Is the idea to figure out if/why a puppet type typo/error is not raised when rake runs? (I am trying to understand the goal to help :)

Yes, in my opinion there should be a nonzero exit code of the type checker, and that should propagate to the Jenkins job.

fdans triaged this task as High priority.Oct 5 2020, 4:44 PM
fdans edited projects, added Analytics-Clusters; removed Analytics.

@razzi is this something that can be closed in favor of T166066? If not, let's add proper tags to this task so it is visible to others (for example, puppet-complier, operations, etc..)

Ottomata lowered the priority of this task from High to Medium.Nov 30 2020, 4:49 PM
Ottomata edited projects, added SRE, Puppet, puppet-compiler; removed Analytics-Clusters.

Change 644312 had a related patch set uploaded (by Jbond; owner: John Bond):
[operations/puppet@production] P:analytics::cluster::packages::common: demo spec test

https://gerrit.wikimedia.org/r/644312

The main issue here is that both puppet-lint and puppet syntax validate (run by the puppet-lint and syntax rake jobs above) are too light weight to pick up issues like this as they are designed to work on individual files and as BooleanXXXXX could be defined else where in the manifest (e.g type BooleanXXXXX = Boolean) its not obvious to theses tools if that there is an error. I would say the standard way to pick up issues like this is to write a spec test for the class, see the example here, which does pick up the issue. however note that that spec test is dependent on a general refactor of the profile spect test which is in relation chain

Change 644786 had a related patch set uploaded (by Jbond; owner: John Bond):
[operations/puppet@production] P:analytics::cluster::packages::common: demostrate failing spec test

https://gerrit.wikimedia.org/r/644786

however note that that spec test is dependent on a general refactor of the profile spect test which is in relation chain

The dependency has been merged i have added you all to the change that adds the spec test let me know if you want it merged (or merge it your self :))

Interesting, thank you! It's good to have that on the profile class.

I think we were hoping this could be done as a more general thing on all classes, but I guess that'd require compiling the entire catalog on every patchset, which isn't great.

Should we close this task, or leave it open in case there is some way to do this more generically in the future?

Interesting, thank you!
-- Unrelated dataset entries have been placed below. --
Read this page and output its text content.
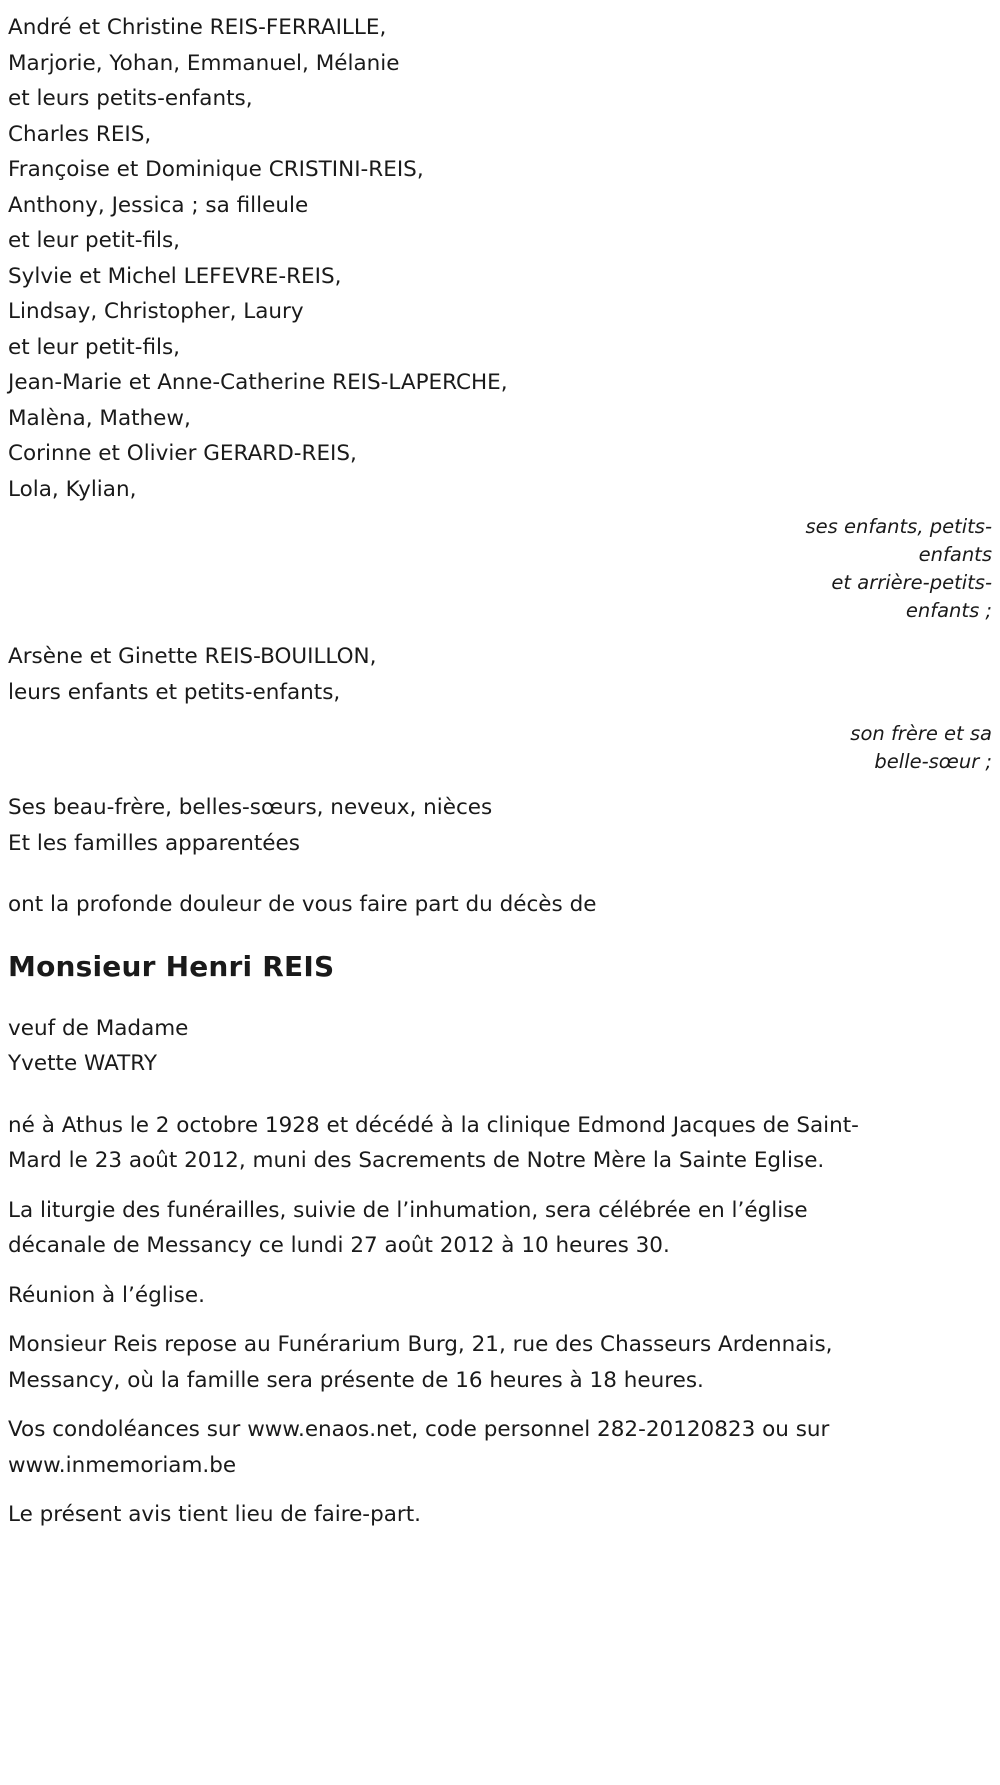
André et Christine REIS-FERRAILLE,
Marjorie, Yohan, Emmanuel, Mélanie
et leurs petits-enfants,
Charles REIS,
Françoise et Dominique CRISTINI-REIS,
Anthony, Jessica ; sa filleule
et leur petit-fils,
Sylvie et Michel LEFEVRE-REIS,
Lindsay, Christopher, Laury
et leur petit-fils,
Jean-Marie et Anne-Catherine REIS-LAPERCHE,
Malèna, Mathew,
Corinne et Olivier GERARD-REIS,
Lola, Kylian,
ses enfants, petits-
enfants
et arrière-petits-
enfants ;
Arsène et Ginette REIS-BOUILLON,
leurs enfants et petits-enfants,
son frère et sa
belle-sœur ;
Ses beau-frère, belles-sœurs, neveux, nièces
Et les familles apparentées
ont la profonde douleur de vous faire part du décès de
Monsieur Henri REIS
veuf de Madame
Yvette WATRY
né à Athus le 2 octobre 1928 et décédé à la clinique Edmond Jacques de Saint-Mard le 23 août 2012, muni des Sacrements de Notre Mère la Sainte Eglise.
La liturgie des funérailles, suivie de l’inhumation, sera célébrée en l’église décanale de Messancy ce lundi 27 août 2012 à 10 heures 30.
Réunion à l’église.
Monsieur Reis repose au Funérarium Burg, 21, rue des Chasseurs Ardennais, Messancy, où la famille sera présente de 16 heures à 18 heures.
Vos condoléances sur www.enaos.net, code personnel 282-20120823 ou sur www.inmemoriam.be
Le présent avis tient lieu de faire-part.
It's good to have that on the profile class.

unfortunately i had to revert the other change in the chain :(

I think we were hoping this could be done as a more general thing on all classes, but I guess that'd require compiling the entire catalog on every patchset, which isn't great.

Ultimately the issues is how long are we prepared to wait for CI. The reason i had to revert the previous change is because it bumped a CI run for anything in the profile module to ~3mins. This is beacause it essentially compiles the entire repo multiple times with different configs. I think a more general case would be possible it would ultimately mean running something like the following

require_relative '../../../../rake_modules/spec_helper'
profiles.each do |profile|
  describe profile do
    on_supported_os(WMFConfig.test_on).each do |os, facts|
       context "on #{os}" do
        let(:facts) { facts }
        it { is_expected.to compile }
      end
    end
  end
end

However this depends heavily on the PS i had to revert as that takes care of dependencies configuring, hiera custom functions, the private repo and other things required to correctly compile the catalogue

Should we close this task, or leave it open in case there is some way to do this more generically in the future?

Happy to leave it open, i think the bigger issue is how long it will take for a general solution to run and if that is acceptable to the workflow of contributors?

I vote to close this in favor of T166066 as @elukey suggested. Writing spec tests for modules doesn't scale as a solution, and we don't want to slow down CI by running more puppet compilation than we need to.

However this depends heavily on the PS i had to revert as that takes care of dependencies configuring, hiera custom functions, the private repo and other things required to correctly compile the catalogue

Also worth noting that i did merge a similar change to this

Writing spec tests for modules doesn't scale as a solution,

Im not sure i agree with this, i think like most development its good practice to provide unit tests for your code and it is common practice with puppet modules in general (i.e. outside of the foundation)

we don't want to slow down CI by running more puppet compilation

This i do agree with however i think its worth noting that adding PCC as an automatic process in CI would increase CI time more then additional spec test

edit: no objections to closing this